I have a little article in the most recent issue of Norsk Husflid (Norwegian Handicrafts), the journal published by the Norwegian Folk Art and Craft Association, which promotes traditional craft in Norway. The organization has been in existence for nearly a century, and the journal is coming up on its 50th anniversary. It is the most widely distributed magazine in its segment in Norway, with a circulation of over 26,000 per issue.
I met the editor of Norsk Husflid at the International Quilt Festival in Houston last November. She and her compatriots were having a marvelous time at this spectacular event, and she promised she would put me in the journal.
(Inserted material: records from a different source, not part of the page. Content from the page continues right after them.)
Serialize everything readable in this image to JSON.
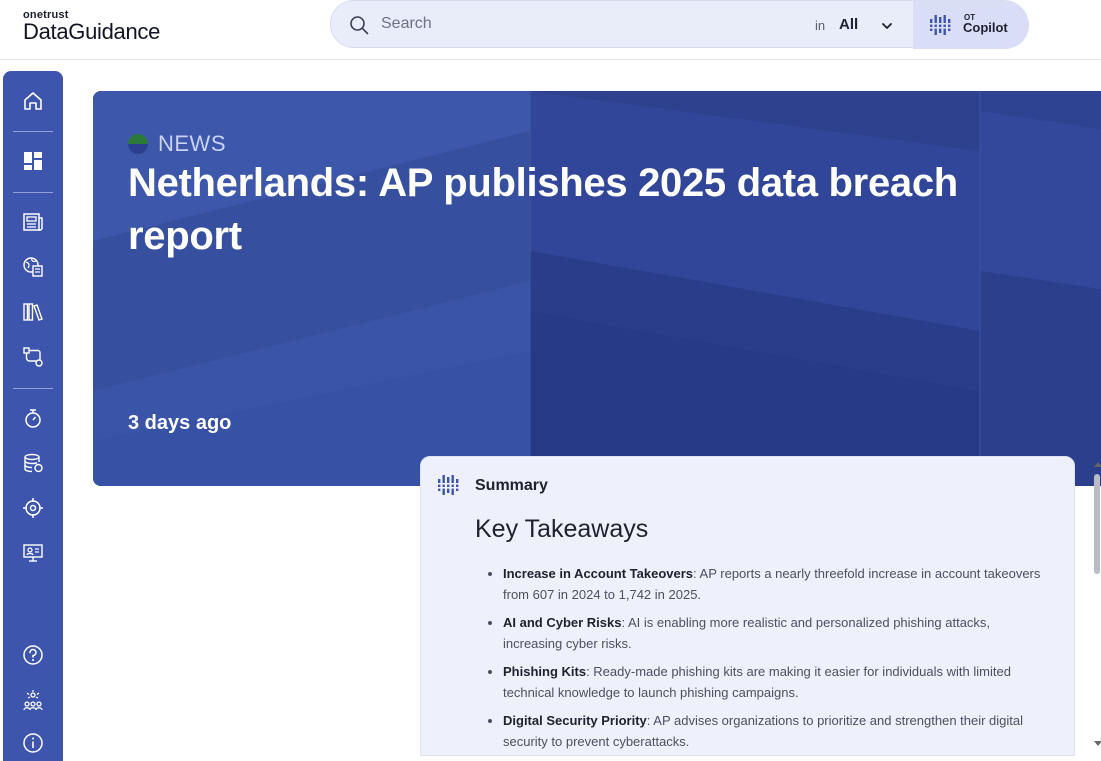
{
  "header": {
    "logo_small": "onetrust",
    "logo_big": "DataGuidance",
    "search_placeholder": "Search",
    "in_label": "in",
    "scope_value": "All",
    "copilot_ot": "OT",
    "copilot_label": "Copilot"
  },
  "sidebar": {
    "items": [
      {
        "id": "home",
        "icon": "home-icon"
      },
      {
        "id": "dashboard",
        "icon": "dashboard-icon"
      },
      {
        "id": "news",
        "icon": "newspaper-icon"
      },
      {
        "id": "jurisdictions",
        "icon": "globe-document-icon"
      },
      {
        "id": "library",
        "icon": "books-icon"
      },
      {
        "id": "workflows",
        "icon": "route-icon"
      },
      {
        "id": "timer",
        "icon": "stopwatch-icon"
      },
      {
        "id": "data",
        "icon": "database-icon"
      },
      {
        "id": "tracker",
        "icon": "target-icon"
      },
      {
        "id": "training",
        "icon": "presentation-icon"
      },
      {
        "id": "help",
        "icon": "help-icon"
      },
      {
        "id": "community",
        "icon": "community-icon"
      },
      {
        "id": "info",
        "icon": "info-icon"
      }
    ]
  },
  "hero": {
    "tag": "NEWS",
    "title": "Netherlands: AP publishes 2025 data breach report",
    "date": "3 days ago"
  },
  "summary": {
    "heading": "Summary",
    "title": "Key Takeaways",
    "items": [
      {
        "term": "Increase in Account Takeovers",
        "text": ": AP reports a nearly threefold increase in account takeovers from 607 in 2024 to 1,742 in 2025."
      },
      {
        "term": "AI and Cyber Risks",
        "text": ": AI is enabling more realistic and personalized phishing attacks, increasing cyber risks."
      },
      {
        "term": "Phishing Kits",
        "text": ": Ready-made phishing kits are making it easier for individuals with limited technical knowledge to launch phishing campaigns."
      },
      {
        "term": "Digital Security Priority",
        "text": ": AP advises organizations to prioritize and strengthen their digital security to prevent cyberattacks."
      }
    ]
  },
  "colors": {
    "brand": "#3e55ad",
    "hero": "#3a53a6",
    "summary_bg": "#eef0fb",
    "search_bg": "#e9ecf9"
  }
}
Imagine my surprise when she did actually email me to ask for photos! I am deeply honored to be included in this lovely and prestigious journal.
They only post the main articles online, but the editor sent me a hard copy, and I have a scanner. So here is the journal cover, my article and my photo page, complete with slightly crumpled corner. Thanks to Google Translate and my British/Texan/future-Spanish friend Paul, who I recently learned is fluent in Norwegian!
Translation: Miniature crocheting
American Leisa McCord learned to crochet from her grandmother when she was eight years old, with a wooden crochet hook that her grandmother had carved herself. We met Leisa at the quilting festival [International Quilt Festival] in Houston and fell in love with her beautiful crocheted jewelry.
– As my interest in crochet rose, the dimensions of my work went down, says Leisa.
– Because I am interested in preserving the craft, patterns and technique, my goal is to promote interest in crocheting by finding new ways to crochet. For inspiration, I use my rather large collection of patterns from the 1930s to the 1950s, most of which comes from the thread manufacturers. These vintage designs are often the beginning of a piece, but usually I will scale it down, so they are small and light enough to be worn as jewelry. And sometimes I create my own patterns, says Leisa.
The materials she uses are either silk or cotton thread and a vintage crochet hook in steel. She even dyes her own thread to get the color nuances she wants.